This place. The Literary and Historical Society. That held them and all their records, their thoughts, their memories, their symbols. Gamache didn’t have to look at the statue above him to know who it was. This place held their leaders, their language, their culture and achievements. Long forgotten or never known by the Francophone majority outside these walls but kept alive here.
It was a remarkable place almost no Francophone even knew existed. When he’d told Émile about it his old friend had thought Gamache was joking, making it up, and yet the building was just two blocks from his own home.
Yes, it was like a nesting doll. Each held within the other until finally at the very core was this little gem. But was it nesting or hiding?
Gamache watched Winnie make her way around the library with its floor-to-ceiling books, Indian carpets scattered on the hardwood floors, a long wooden table and beside that the sitting area. Two leather wing chairs and the worn leather sofa where Gamache sat, his correspondence and books on the coffee table. Arched windows broke up the bookcases and flooded the room with light, when there was light to catch. But the most striking part of the library was the balcony that curved above it. A wrought iron spiral staircase took patrons to the second story of bookshelves that rose to the plaster ceiling.
The room was filled with volume and volumes. With light. With peace.
Gamache couldn’t believe he’d never known it was here, had stumbled over it quite by accident one day while on a walk trying to clear his mind of the images. But more than the flashes that came unbidden, were the sounds. The gunshots, the exploding wood and walls as bullets hit. The shouts, then the screams.

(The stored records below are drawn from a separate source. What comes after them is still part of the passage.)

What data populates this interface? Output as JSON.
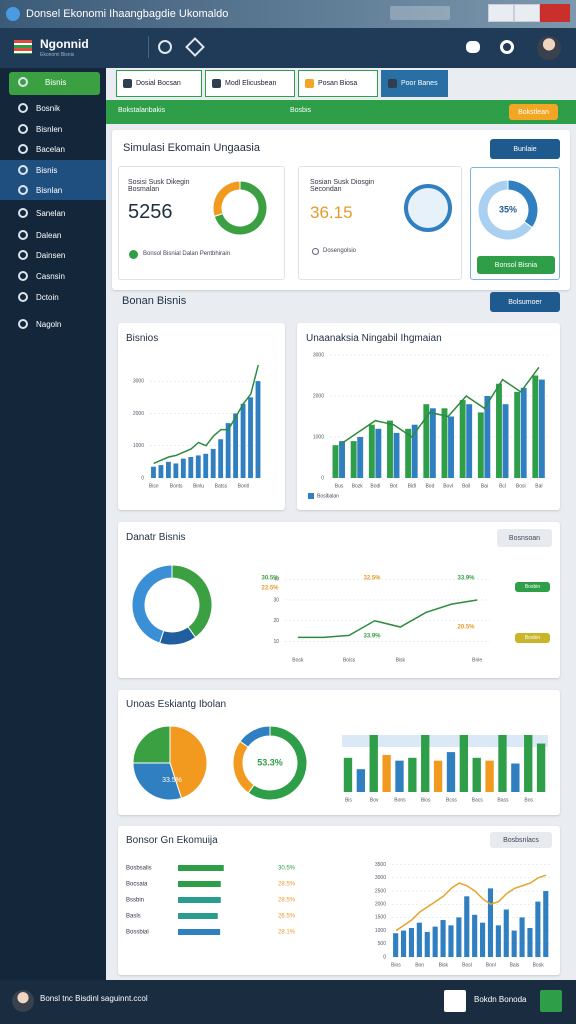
{
  "window": {
    "title": "Donsel Ekonomi Ihaangbagdie Ukomaldo"
  },
  "header": {
    "logo": "Ngonnid",
    "logo_sub": "Ekonomi Bisnis"
  },
  "sidebar": {
    "items": [
      "Bisnis",
      "Bosnik",
      "Bisnlen",
      "Bacelan",
      "Bisnis",
      "Bisnlan",
      "Sanelan",
      "Dalean",
      "Dainsen",
      "Casnsin",
      "Dctoin",
      "Nagoln"
    ]
  },
  "tabs": [
    "Dosial Bocsan",
    "Modl Elicusbean",
    "Posan Biosa",
    "Poor Banes"
  ],
  "banner": {
    "left": "Bokstalanbakis",
    "middle": "Bosbis",
    "button": "Bokstlean"
  },
  "simulation": {
    "title": "Simulasi Ekomain Ungaasia",
    "button": "Bunlaie",
    "card1": {
      "label": "Sosisi Susk Dikegin Bosmalan",
      "value": "5256",
      "note": "Bonsol Bisnial Dalan Pentbhirain"
    },
    "card2": {
      "label": "Sosian Susk Diosgin Secondan",
      "value": "36.15",
      "note": "Dosengolsio"
    },
    "card3": {
      "button": "Bonsol Bisnia"
    }
  },
  "section2": {
    "title": "Bonan Bisnis",
    "button": "Bolsumoer",
    "chart1_title": "Bisnios",
    "chart2_title": "Unaanaksia Ningabil Ihgmaian"
  },
  "section3": {
    "title": "Danatr Bisnis",
    "button": "Bosnsoan",
    "tags": [
      "Bosbin",
      "Bosbin"
    ]
  },
  "section4": {
    "title": "Unoas Eskiantg Ibolan"
  },
  "section5": {
    "title": "Bonsor Gn Ekomuija",
    "button": "Bosbsnlacs"
  },
  "footer": {
    "text": "Bonsl tnc Bisdinl saguinnt.ccol",
    "button": "Bokdn Bonoda"
  },
  "chart_data": [
    {
      "type": "pie",
      "donut": true,
      "values": [
        70,
        30
      ],
      "colors": [
        "#3aa041",
        "#f29a1f"
      ]
    },
    {
      "type": "pie",
      "donut": true,
      "values": [
        35,
        65
      ],
      "colors": [
        "#2f7fc1",
        "#a9d0f0"
      ],
      "center_label": "35%"
    },
    {
      "type": "bar",
      "categories": [
        "Bisn",
        null,
        null,
        "Bonts",
        null,
        null,
        "Binlu",
        null,
        null,
        "Batss",
        null,
        null,
        "Bontl",
        null,
        null
      ],
      "ylim": [
        0,
        3500
      ],
      "yticks": [
        0,
        1000,
        2000,
        3000
      ],
      "grid": true,
      "series": [
        {
          "type": "bar",
          "color": "#2f7fc1",
          "values": [
            350,
            400,
            500,
            450,
            600,
            650,
            700,
            750,
            900,
            1200,
            1700,
            2000,
            2300,
            2500,
            3000
          ]
        },
        {
          "type": "line",
          "color": "#2e8b3e",
          "values": [
            450,
            550,
            650,
            700,
            800,
            900,
            1100,
            1000,
            1300,
            1500,
            1500,
            1900,
            2300,
            2600,
            3500
          ]
        }
      ]
    },
    {
      "type": "bar",
      "categories": [
        "Bus",
        "Bozk",
        "Bodl",
        "Bot",
        "Bidl",
        "Bod",
        "Bovl",
        "Boil",
        "Bai",
        "Bcl",
        "Bosl",
        "Bal"
      ],
      "ylim": [
        0,
        3000
      ],
      "yticks": [
        0,
        1000,
        2000,
        3000
      ],
      "grid": true,
      "series": [
        {
          "type": "bar",
          "color": "#2e9e48",
          "values": [
            800,
            900,
            1300,
            1400,
            1200,
            1800,
            1700,
            1900,
            1600,
            2300,
            2100,
            2500
          ]
        },
        {
          "type": "bar",
          "name": "Boslbalan",
          "color": "#2f7fc1",
          "values": [
            900,
            1000,
            1200,
            1100,
            1300,
            1700,
            1500,
            1800,
            2000,
            1800,
            2200,
            2400
          ]
        },
        {
          "type": "line",
          "color": "#2e8b3e",
          "values": [
            800,
            1100,
            1400,
            1300,
            1000,
            1600,
            1500,
            2000,
            1700,
            2400,
            2100,
            2700
          ]
        }
      ]
    },
    {
      "type": "pie",
      "donut": true,
      "values": [
        40,
        15,
        45
      ],
      "colors": [
        "#3aa041",
        "#1f5fa0",
        "#3b8fd6"
      ]
    },
    {
      "type": "line",
      "categories": [
        "Bosk",
        null,
        "Boiss",
        null,
        "Bisk",
        null,
        null,
        "Bnle"
      ],
      "values": [
        12,
        12,
        13,
        20,
        17,
        24,
        28,
        30
      ],
      "color": "#2e8b3e",
      "ylim": [
        5,
        42
      ],
      "yticks": [
        10,
        20,
        30,
        40
      ],
      "grid": true,
      "annotations": [
        {
          "text": "30.5%",
          "color": "#3aa041"
        },
        {
          "text": "32.5%",
          "color": "#e69a2a"
        },
        {
          "text": "33.9%",
          "color": "#3aa041"
        },
        {
          "text": "22.5%",
          "color": "#e69a2a"
        },
        {
          "text": "33.9%",
          "color": "#3aa041"
        },
        {
          "text": "20.5%",
          "color": "#e69a2a"
        }
      ]
    },
    {
      "type": "pie",
      "values": [
        45,
        30,
        25
      ],
      "colors": [
        "#f29a1f",
        "#2f7fc1",
        "#3aa041"
      ],
      "annotations": [
        {
          "text": "33.5%",
          "color": "#ffffff"
        }
      ]
    },
    {
      "type": "pie",
      "donut": true,
      "values": [
        60,
        25,
        15
      ],
      "colors": [
        "#2e9e48",
        "#f29a1f",
        "#2f7fc1"
      ],
      "center_label": "53.3%"
    },
    {
      "type": "bar",
      "categories": [
        "Bis",
        null,
        "Bov",
        null,
        "Bons",
        null,
        "Bios",
        null,
        "Bcss",
        null,
        "Bacs",
        null,
        "Bass",
        null,
        "Bos",
        null
      ],
      "ylim": [
        0,
        100
      ],
      "values": [
        60,
        40,
        100,
        65,
        55,
        60,
        100,
        55,
        70,
        100,
        60,
        55,
        100,
        50,
        100,
        85
      ],
      "colors": [
        "#2e9e48",
        "#2f7fc1",
        "#2e9e48",
        "#f29a1f",
        "#2f7fc1",
        "#2e9e48",
        "#2e9e48",
        "#f29a1f",
        "#2f7fc1",
        "#2e9e48",
        "#2e9e48",
        "#f29a1f",
        "#2e9e48",
        "#2f7fc1",
        "#2e9e48",
        "#2e9e48"
      ]
    },
    {
      "type": "hbar",
      "categories": [
        "Bosbsalis",
        "Bocsaia",
        "Bssbin",
        "Basls",
        "Bossbial"
      ],
      "values": [
        30.5,
        28.5,
        28.5,
        26.5,
        28.1
      ],
      "value_labels": [
        "30.5%",
        "28.5%",
        "28.5%",
        "26.5%",
        "28.1%"
      ],
      "xlim": [
        0,
        40
      ],
      "colors": [
        "#2e9e48",
        "#2e9e48",
        "#2a9d8f",
        "#2a9d8f",
        "#2f7fc1"
      ],
      "value_label_colors": [
        "#2e9e48",
        "#e69a2a",
        "#e69a2a",
        "#e69a2a",
        "#e69a2a"
      ]
    },
    {
      "type": "bar",
      "categories": [
        "Bios",
        null,
        null,
        "Bon",
        null,
        null,
        "Bisk",
        null,
        null,
        "Bosl",
        null,
        null,
        "Bonl",
        null,
        null,
        "Bals",
        null,
        null,
        "Bosk",
        null
      ],
      "ylim": [
        0,
        3600
      ],
      "yticks": [
        0,
        500,
        1000,
        1500,
        2000,
        2500,
        3000,
        3500
      ],
      "grid": true,
      "series": [
        {
          "type": "bar",
          "color": "#2f7fc1",
          "values": [
            900,
            1000,
            1100,
            1300,
            950,
            1150,
            1400,
            1200,
            1500,
            2300,
            1600,
            1300,
            2600,
            1200,
            1800,
            1000,
            1500,
            1100,
            2100,
            2500
          ]
        },
        {
          "type": "line",
          "color": "#e6a52a",
          "values": [
            1000,
            1200,
            1400,
            1700,
            1900,
            2100,
            2300,
            2600,
            2800,
            2700,
            2500,
            2200,
            2000,
            2100,
            2400,
            2600,
            2700,
            2800,
            3000,
            3100
          ]
        }
      ]
    }
  ]
}
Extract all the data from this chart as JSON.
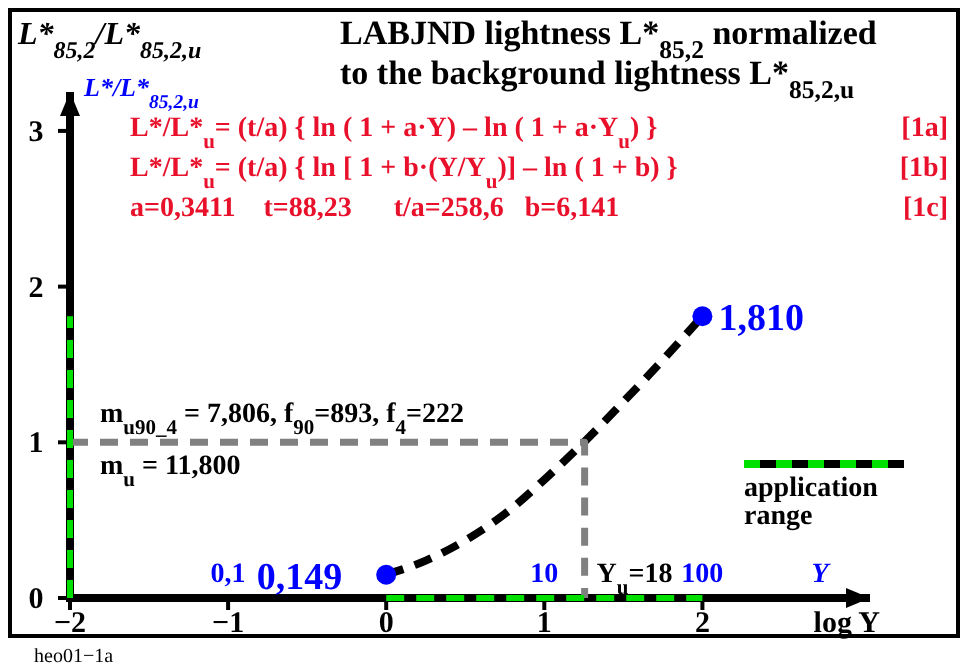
{
  "chart_data": {
    "type": "line",
    "title": "LABJND lightness L*$_{85,2}$ normalized\nto the background lightness L*$_{85,2,u}$",
    "ylabel": "L*$_{85,2}$/L*$_{85,2,u}$",
    "xlabel": "log Y",
    "x2label": "Y",
    "xlim": [
      -2,
      3.06
    ],
    "ylim": [
      0,
      3.25
    ],
    "x2lim": [
      0.01,
      4140
    ],
    "log": "x2",
    "xticks": [
      {
        "value": -2,
        "label": "−2"
      },
      {
        "value": -1,
        "label": "−1"
      },
      0,
      1,
      2
    ],
    "yticks": [
      0,
      1,
      2,
      3
    ],
    "x2ticks": [
      {
        "value": 0.1,
        "label": "0,1"
      },
      10,
      100
    ],
    "grid": false,
    "legend": "bottom right",
    "series": [
      {
        "color": "#000000",
        "line_style": "dashed",
        "x": [
          0,
          0.25,
          0.5,
          0.75,
          1,
          1.25,
          1.5,
          1.75,
          2
        ],
        "values": [
          0.15,
          0.24,
          0.37,
          0.54,
          0.76,
          1.0,
          1.26,
          1.53,
          1.81
        ]
      },
      {
        "color": "#808080",
        "line_style": "dashed",
        "x": [
          -2,
          1.255,
          1.255
        ],
        "values": [
          1,
          1,
          0
        ]
      },
      {
        "name": "application range",
        "color": "#00e000",
        "line_style": "dashed",
        "x": [
          0,
          2
        ],
        "values": [
          0,
          0
        ]
      },
      {
        "color": "#00e000",
        "line_style": "dashed",
        "x": [
          -2,
          -2
        ],
        "values": [
          0,
          1.81
        ]
      },
      {
        "type": "scatter",
        "color": "#0000ff",
        "marker": "circle",
        "x": [
          0,
          2
        ],
        "values": [
          0.149,
          1.81
        ],
        "value_labels": [
          "0,149",
          "1,810"
        ]
      }
    ],
    "annotations": [
      "L*/L*$_{85,2,u}$",
      "L*/L*$_{u}$= (t/a) { ln ( 1 + a·Y) – ln ( 1 + a·Y$_{u}$) }",
      "[1a]",
      "L*/L*$_{u}$= (t/a) { ln [ 1 + b·(Y/Y$_{u}$)] – ln ( 1 + b) }",
      "[1b]",
      "a=0,3411    t=88,23      t/a=258,6   b=6,141",
      "[1c]",
      "m$_{u90_4}$ = 7,806, f$_{90}$=893, f$_{4}$=222",
      "m$_{u}$ = 11,800",
      {
        "text": "Y$_{u}$=18",
        "x": 1.255,
        "y": 0
      },
      "heo01−1a"
    ]
  }
}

But louder than all of that was the quiet, trusting, young voice in his head.
“I believe you, sir.”
Armand and Henri left the library and did their rounds of the shops, picking up a selection of raw milk cheeses, pâté and lamb from J.A. Moisan, fruit and vegetables from the grocery store across the way, and a fresh, warm baguette from the Paillard bakery on rue St-Jean. Arriving home before Émile he put another log on the fire to warm up the chilly home. It had been built in 1752 and while the stone walls were three feet thick and would easily repel a cannonball, it was defenseless against the winter wind.
As Armand cooked the home warmed up and by the time Émile arrived the place was toasty warm and smelled of rosemary and garlic and lamb.“Salut,” Émile called from the front door, then a moment later arrived in the kitchen carrying a bottle of red wine and reaching for the corkscrew. “Smells terrific.”
Gamache carried the evening tray of baguette, cheeses and pâté into the living room, placing it on the table before the fire while Émile brought in their wine.
“Santé.”
The two men sat facing the fireplace and toasted. When they each had something to eat they discussed their days, Émile describing lunching with friends at the bar in the Château Frontenac and research he was doing for the Société Champlain. Gamache described his quiet hours in the library.
“Did you find what you were looking for?” Émile took a bite of wild boar pâté.
Gamache shook his head. “It’s in there somewhere. Otherwise it doesn’t make sense. We know the French troops were not more than half a mile from here in 1759, waiting for the English.”
It was the battle every Québec school child learned about, dreamed about, fought again with wooden muskets and imaginary horses. The dreadful battle that would decide the fate of the city, the territory, the country and the continent. The Battle of Québec that in 1759 would effectively end the Seven Years’ War. Ironic that after so many years of fighting between the French and the English over New France, the final battle should be so short. But brutal.
As Gamache spoke the two men imagined the scene. A chilly September day, the forces under Général Montcalm a mix of elite French troops and the Québécois, more used to guerrilla tactics than formal warfare. The French were desperate to lift the siege of Québec, a vicious and cruel starvation. More than fifteen thousand cannonballs had bombarded the tiny community and now, with winter almost upon them, it had to end or they’d all die. Men, women, children. Nurses, nuns, carpenters, teachers. All would perish.
Général Montcalm and his army would engage the mighty English force in one magnificent battle. Winner take all.
Montcalm, a brave, experienced soldier, a frontline commander who led by example. A hero to his men.
And against him? An equally brilliant and brave soldier, General Wolfe.